That is undeniable. In September, 19-year-old Bianca Andreescu became the first Canadian to win a grand slam singles title, defeating Serena Williams in the US Open women’s final.
Shapovalov, 20, and his compatriot Felix Auger-Aliassime, 19, who has yet to play in Madrid because of an injury, are in the top 25 of the men’s rankings.
“I imagine we’re going to have quite a few battles with them over the years,” said Mardy Fish, the US captain, who never faced Canada in a Davis Cup because the two countries rarely played in the same Davis Cup division during his career.
The United States must now defeat Italy on Wednesday to have any chance of advancing to the final eight. After being pared down from six groups of three teams, the quarter-final lineup will be made up of the six group winners and the two second-place teams with the best records.
Getting a forfeit in the final doubles match could end up being beneficial if qualification comes down to winning percentage.
“This is the toughest group, I think, so there’s no easy match, period,” Fish said.
Playing with barely any crowd support does not make it any easier for the Americans, and Davis Cup’s new organisers have much work to do in promoting this event in the United States and elsewhere.
“When it comes down to the fans, there’s just more dedicated tennis fans in Canada,” said Fritz, a 22-year-old Californian, who, like the 22-year-old Opelka, was making his Davis Cup debut. “I’m not going to lie, the US has so many other great sports. Tennis isn’t really the focus.”
But plenty of American fans make the journey to other international tennis events, including Wimbledon, the French Open and the Australian Open.
Davis Cup, despite being founded by an American, Dwight Davis, in 1900 and despite the United States’ record 32 titles, was slipping out of the mainstream long before this format change.
Kosmos, an investment firm headed by Spanish soccer star Gerard Piqué, secured rights from the International Tennis Federation to create this new version of the Davis Cup and has committed to staging it in the Caja Mágica next year, too.

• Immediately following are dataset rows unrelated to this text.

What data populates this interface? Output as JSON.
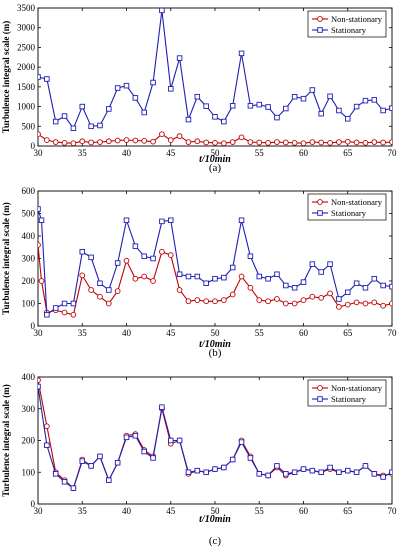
{
  "chart_data": [
    {
      "type": "line",
      "panel_label": "(a)",
      "xlabel": "t/10min",
      "ylabel": "Turbulence integral scale (m)",
      "xlim": [
        30,
        70
      ],
      "ylim": [
        0,
        3500
      ],
      "xticks": [
        30,
        35,
        40,
        45,
        50,
        55,
        60,
        65,
        70
      ],
      "yticks": [
        0,
        500,
        1000,
        1500,
        2000,
        2500,
        3000,
        3500
      ],
      "legend_position": "top-right",
      "x": [
        30,
        31,
        32,
        33,
        34,
        35,
        36,
        37,
        38,
        39,
        40,
        41,
        42,
        43,
        44,
        45,
        46,
        47,
        48,
        49,
        50,
        51,
        52,
        53,
        54,
        55,
        56,
        57,
        58,
        59,
        60,
        61,
        62,
        63,
        64,
        65,
        66,
        67,
        68,
        69,
        70
      ],
      "series": [
        {
          "name": "Non-stationary",
          "color": "#c00000",
          "marker": "circle",
          "values": [
            300,
            150,
            100,
            80,
            70,
            120,
            90,
            100,
            120,
            140,
            150,
            140,
            130,
            110,
            300,
            150,
            250,
            100,
            120,
            90,
            80,
            70,
            100,
            220,
            100,
            90,
            80,
            100,
            90,
            80,
            70,
            100,
            90,
            80,
            100,
            110,
            90,
            80,
            100,
            90,
            100
          ]
        },
        {
          "name": "Stationary",
          "color": "#1f1fb4",
          "marker": "square",
          "values": [
            1750,
            1700,
            620,
            760,
            450,
            1000,
            500,
            520,
            940,
            1470,
            1530,
            1220,
            850,
            1610,
            3440,
            1450,
            2230,
            670,
            1250,
            1010,
            740,
            620,
            1020,
            2350,
            1020,
            1050,
            990,
            720,
            950,
            1250,
            1200,
            1420,
            820,
            1260,
            900,
            690,
            1000,
            1150,
            1170,
            900,
            960
          ]
        }
      ]
    },
    {
      "type": "line",
      "panel_label": "(b)",
      "xlabel": "t/10min",
      "ylabel": "Turbulence integral scale (m)",
      "xlim": [
        30,
        70
      ],
      "ylim": [
        0,
        600
      ],
      "xticks": [
        30,
        35,
        40,
        45,
        50,
        55,
        60,
        65,
        70
      ],
      "yticks": [
        0,
        100,
        200,
        300,
        400,
        500,
        600
      ],
      "legend_position": "top-right",
      "x": [
        30,
        30.4,
        31,
        32,
        33,
        34,
        35,
        36,
        37,
        38,
        39,
        40,
        41,
        42,
        43,
        44,
        45,
        46,
        47,
        48,
        49,
        50,
        51,
        52,
        53,
        54,
        55,
        56,
        57,
        58,
        59,
        60,
        61,
        62,
        63,
        64,
        65,
        66,
        67,
        68,
        69,
        70
      ],
      "series": [
        {
          "name": "Non-stationary",
          "color": "#c00000",
          "marker": "circle",
          "values": [
            360,
            200,
            60,
            70,
            60,
            50,
            225,
            160,
            130,
            100,
            155,
            290,
            210,
            220,
            200,
            330,
            315,
            160,
            110,
            115,
            110,
            110,
            115,
            140,
            220,
            170,
            115,
            110,
            120,
            100,
            100,
            115,
            130,
            125,
            145,
            85,
            95,
            105,
            100,
            105,
            90,
            100
          ]
        },
        {
          "name": "Stationary",
          "color": "#1f1fb4",
          "marker": "square",
          "values": [
            520,
            470,
            50,
            80,
            100,
            100,
            330,
            305,
            190,
            160,
            280,
            470,
            355,
            310,
            300,
            465,
            470,
            230,
            220,
            220,
            190,
            210,
            215,
            260,
            470,
            310,
            220,
            210,
            230,
            180,
            170,
            195,
            275,
            240,
            275,
            120,
            150,
            190,
            170,
            210,
            180,
            175
          ]
        }
      ]
    },
    {
      "type": "line",
      "panel_label": "(c)",
      "xlabel": "t/10min",
      "ylabel": "Turbulence integral scale (m)",
      "xlim": [
        30,
        70
      ],
      "ylim": [
        0,
        400
      ],
      "xticks": [
        30,
        35,
        40,
        45,
        50,
        55,
        60,
        65,
        70
      ],
      "yticks": [
        0,
        100,
        200,
        300,
        400
      ],
      "legend_position": "top-right",
      "x": [
        30,
        31,
        32,
        33,
        34,
        35,
        36,
        37,
        38,
        39,
        40,
        41,
        42,
        43,
        44,
        45,
        46,
        47,
        48,
        49,
        50,
        51,
        52,
        53,
        54,
        55,
        56,
        57,
        58,
        59,
        60,
        61,
        62,
        63,
        64,
        65,
        66,
        67,
        68,
        69,
        70
      ],
      "series": [
        {
          "name": "Non-stationary",
          "color": "#c00000",
          "marker": "circle",
          "values": [
            390,
            245,
            100,
            75,
            50,
            140,
            120,
            150,
            75,
            130,
            215,
            220,
            170,
            150,
            300,
            190,
            200,
            95,
            105,
            100,
            110,
            115,
            140,
            200,
            150,
            95,
            90,
            115,
            90,
            100,
            110,
            105,
            100,
            110,
            100,
            105,
            100,
            120,
            95,
            90,
            95
          ]
        },
        {
          "name": "Stationary",
          "color": "#1f1fb4",
          "marker": "square",
          "values": [
            370,
            185,
            95,
            70,
            50,
            135,
            120,
            150,
            75,
            130,
            210,
            215,
            165,
            145,
            305,
            200,
            200,
            100,
            105,
            100,
            110,
            115,
            140,
            195,
            145,
            95,
            90,
            120,
            95,
            100,
            110,
            105,
            100,
            115,
            100,
            105,
            100,
            120,
            95,
            85,
            100
          ]
        }
      ]
    }
  ]
}
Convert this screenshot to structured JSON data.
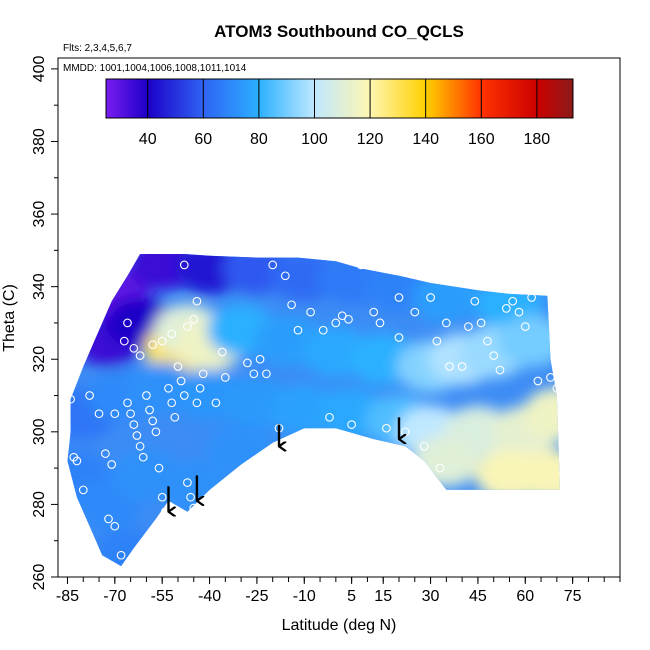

“I think Kosmos has to really think about how they can get some people in the stands, whether they pay or not,” Fish said before Tuesday’s competition. “I think they’ve just got to get people there and supporting it, and supporting this type of format.”
But Fish and his players are more positive about the way they are being greeted and treated by the organisers.
“We’ve been here since Thursday, and they’ve done an incredible job of taking care of the players all the way from hotels, transportation, food, locker rooms, team rooms, practice courts, things like that,” Fish said.
But there are plenty of other teething problems beyond the size of the crowds when Spain is not playing. The tournament’s new app was roundly panned as being difficult to use and slow to update scores, as well as for providing few statistics. It was relaunched Tuesday.
Rahul Kadavakolu, a vice president for global sports business at Rakuten, chief sponsor of the Davis Cup finals, said the problems had been acknowledged and addressed.
Tournament timing is also an issue, and not just the November dates, when players are generally weary and often ailing after a nearly 11-month season.
With evening session team matches starting at 6pm in Madrid, late-night finishes are all but guaranteed.
“I went to bed at 3 in the morning last night,” Pospisil said.
Spain finished its 2-1 victory over Russia shortly before 2am Wednesday, with Feliciano López and Marcel Granollers defeating Karen Khachanov and Andrey Rublev, 6-4, 7-6 (5).
Madrid being Madrid, there was still a brass band playing, and there were a few thousand fans cheering at the finish.
“It’s tough on the players for recovery and tough on the fans because tomorrow is a workday,” said Nadal, who won Spain’s other point with a 6-3, 7-6 (7) victory over Khachanov.
But it will be a workday for Nadal and his bleary-eyed teammates, too. They will face Croatia.